The Magnificent Tree is a member of the four bar linkage connecting Hooverphonic's best two albums. This string of records marks a transition as the group began to distance themselves from their trip-hop origins, perhaps in effort to ditch the “Portishead's clone” badge constantly stapled to them. Whether or not they were ever successful in shedding that title is as debatable as it is dismissible, but the comparison was, at least at one point, glaringly obvious after the release of a trip-hop album in the late 90's featuring a vocally apt, fragile and sensual sounding female singer. Thus two albums later
The Magnificent Tree purposely tones down the hip-hop and electronica influences found in the instrumental side of
A New Stereophonic Sound Spectacular while upping the wattage on the spotlight beaming down on singer Geike Arnaert, who replaced the original vocalist on their debut. Naturally, this led to
The Magnificent Tree taking on a much poppier approach than that seen from Hooverphonic previously.

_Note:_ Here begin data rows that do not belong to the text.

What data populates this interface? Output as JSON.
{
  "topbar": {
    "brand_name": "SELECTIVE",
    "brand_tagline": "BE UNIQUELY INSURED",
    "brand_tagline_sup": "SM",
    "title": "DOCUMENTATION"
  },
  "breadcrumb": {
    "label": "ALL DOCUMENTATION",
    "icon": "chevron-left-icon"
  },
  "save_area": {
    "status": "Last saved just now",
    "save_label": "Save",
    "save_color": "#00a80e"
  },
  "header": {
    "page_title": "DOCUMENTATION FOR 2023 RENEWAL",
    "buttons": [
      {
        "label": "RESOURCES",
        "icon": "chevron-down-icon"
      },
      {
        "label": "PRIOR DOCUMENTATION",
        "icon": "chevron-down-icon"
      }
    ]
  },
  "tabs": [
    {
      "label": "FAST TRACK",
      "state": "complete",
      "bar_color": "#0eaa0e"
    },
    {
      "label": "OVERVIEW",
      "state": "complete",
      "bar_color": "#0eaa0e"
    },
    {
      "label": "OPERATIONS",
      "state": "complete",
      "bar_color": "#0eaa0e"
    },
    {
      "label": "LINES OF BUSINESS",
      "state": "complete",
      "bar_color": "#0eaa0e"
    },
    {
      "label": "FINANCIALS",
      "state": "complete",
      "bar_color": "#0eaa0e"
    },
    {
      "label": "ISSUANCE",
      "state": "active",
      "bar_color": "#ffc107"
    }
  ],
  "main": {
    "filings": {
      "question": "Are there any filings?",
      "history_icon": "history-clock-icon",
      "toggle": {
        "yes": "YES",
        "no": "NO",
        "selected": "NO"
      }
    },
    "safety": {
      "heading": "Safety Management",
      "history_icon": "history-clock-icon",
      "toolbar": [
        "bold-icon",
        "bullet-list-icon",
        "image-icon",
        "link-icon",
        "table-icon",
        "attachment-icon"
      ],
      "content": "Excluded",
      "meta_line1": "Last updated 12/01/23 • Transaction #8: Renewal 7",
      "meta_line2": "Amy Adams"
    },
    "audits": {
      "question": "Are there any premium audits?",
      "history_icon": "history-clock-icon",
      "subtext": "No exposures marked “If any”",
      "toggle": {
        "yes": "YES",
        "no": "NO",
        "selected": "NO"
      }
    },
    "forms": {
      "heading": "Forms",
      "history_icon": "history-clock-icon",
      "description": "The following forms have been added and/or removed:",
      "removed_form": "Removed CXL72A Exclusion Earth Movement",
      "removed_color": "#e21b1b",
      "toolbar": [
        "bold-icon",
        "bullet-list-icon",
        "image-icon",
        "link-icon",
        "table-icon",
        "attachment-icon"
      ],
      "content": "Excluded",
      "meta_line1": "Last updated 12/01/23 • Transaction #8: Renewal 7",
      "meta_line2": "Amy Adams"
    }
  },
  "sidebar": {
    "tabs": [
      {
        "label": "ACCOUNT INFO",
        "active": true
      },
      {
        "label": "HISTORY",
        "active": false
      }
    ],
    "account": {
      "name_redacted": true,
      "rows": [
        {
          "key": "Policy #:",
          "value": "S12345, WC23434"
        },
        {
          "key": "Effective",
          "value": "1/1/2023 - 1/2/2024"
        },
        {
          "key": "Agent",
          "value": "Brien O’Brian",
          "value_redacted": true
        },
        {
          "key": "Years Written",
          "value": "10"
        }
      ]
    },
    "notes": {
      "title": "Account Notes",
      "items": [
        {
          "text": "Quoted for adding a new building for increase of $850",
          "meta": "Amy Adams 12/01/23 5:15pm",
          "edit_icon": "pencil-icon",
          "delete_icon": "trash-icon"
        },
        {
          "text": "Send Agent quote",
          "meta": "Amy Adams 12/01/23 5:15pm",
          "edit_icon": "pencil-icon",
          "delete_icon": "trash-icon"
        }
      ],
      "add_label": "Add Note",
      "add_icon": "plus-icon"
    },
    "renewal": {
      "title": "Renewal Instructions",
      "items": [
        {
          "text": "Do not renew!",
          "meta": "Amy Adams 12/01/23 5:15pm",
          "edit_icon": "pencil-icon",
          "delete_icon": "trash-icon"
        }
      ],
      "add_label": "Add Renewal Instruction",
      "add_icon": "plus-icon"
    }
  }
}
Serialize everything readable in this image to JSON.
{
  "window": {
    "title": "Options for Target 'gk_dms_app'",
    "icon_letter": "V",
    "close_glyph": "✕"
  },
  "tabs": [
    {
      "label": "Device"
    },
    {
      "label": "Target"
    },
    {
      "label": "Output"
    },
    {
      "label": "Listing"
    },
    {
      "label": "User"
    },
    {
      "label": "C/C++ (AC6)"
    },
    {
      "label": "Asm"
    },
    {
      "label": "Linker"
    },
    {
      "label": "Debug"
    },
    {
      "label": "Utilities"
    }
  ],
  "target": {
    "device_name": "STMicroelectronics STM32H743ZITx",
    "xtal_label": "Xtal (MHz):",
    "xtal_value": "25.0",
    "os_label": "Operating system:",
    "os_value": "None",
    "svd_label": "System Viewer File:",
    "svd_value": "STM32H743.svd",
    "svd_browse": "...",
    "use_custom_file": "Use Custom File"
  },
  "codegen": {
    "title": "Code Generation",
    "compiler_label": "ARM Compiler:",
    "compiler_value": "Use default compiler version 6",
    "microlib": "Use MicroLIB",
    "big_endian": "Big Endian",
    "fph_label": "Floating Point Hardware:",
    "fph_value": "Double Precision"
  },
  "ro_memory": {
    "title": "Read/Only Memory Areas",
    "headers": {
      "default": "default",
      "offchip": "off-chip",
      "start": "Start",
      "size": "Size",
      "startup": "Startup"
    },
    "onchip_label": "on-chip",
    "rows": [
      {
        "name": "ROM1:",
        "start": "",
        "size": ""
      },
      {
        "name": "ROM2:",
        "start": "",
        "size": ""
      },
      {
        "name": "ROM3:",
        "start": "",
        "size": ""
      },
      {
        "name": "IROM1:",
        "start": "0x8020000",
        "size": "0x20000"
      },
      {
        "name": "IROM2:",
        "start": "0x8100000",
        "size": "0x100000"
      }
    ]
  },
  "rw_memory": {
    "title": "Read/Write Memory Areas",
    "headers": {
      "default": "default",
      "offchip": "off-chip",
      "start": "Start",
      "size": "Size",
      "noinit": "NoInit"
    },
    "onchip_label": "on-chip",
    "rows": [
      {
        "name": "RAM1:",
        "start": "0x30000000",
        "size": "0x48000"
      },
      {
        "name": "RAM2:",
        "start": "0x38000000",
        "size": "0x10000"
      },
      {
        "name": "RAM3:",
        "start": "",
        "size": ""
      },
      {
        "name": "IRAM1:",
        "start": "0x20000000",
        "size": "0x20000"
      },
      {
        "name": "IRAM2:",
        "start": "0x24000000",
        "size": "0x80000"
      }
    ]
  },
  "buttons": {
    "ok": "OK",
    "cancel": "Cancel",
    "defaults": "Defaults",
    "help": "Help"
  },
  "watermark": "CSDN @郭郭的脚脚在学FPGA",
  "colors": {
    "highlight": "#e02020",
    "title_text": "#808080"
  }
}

Once the first song “Autoharp” passes, which is easily the most connective to their past and offers the deepest cut of atmosphere on the album, lead single “Mad About You” explodes into full swing. It does a fantastic job at both introducing and spearheading the new direction despite being somewhat uneventful. Geike's singing on the song is as good as can be and the sampled strings compliment it stylishly. Unfortunately all promise this song gives is squandered as the rest of the album struggles to find similar momentum and never traces back to what “Autoharp” accomplished effortlessly. There are a few nickles and dimes in the rough, but any polish they could have had is muddled by monotony, generic music and just plain poor choice of direction for most songs. Rather than the “magnificent tree” that the title suggests, the record comes off as nothing more than a skeletal, plastic sprue whose only purpose is to hold together a collection of lame pop singles cast from the same mold. It manages to barely tread water through the faint glimmers of dream pop subtleties that do provide a much more inviting sound then the darker tone of the their previous work. While Hooverphonic would eventually find success later by continuing down the path away from their trip-hop roots and towards this pop approach,
The Magnificent Tree marked the lowest point of the hanging bridge necessary to get them from peak to peak. And they still sounded like Portishead.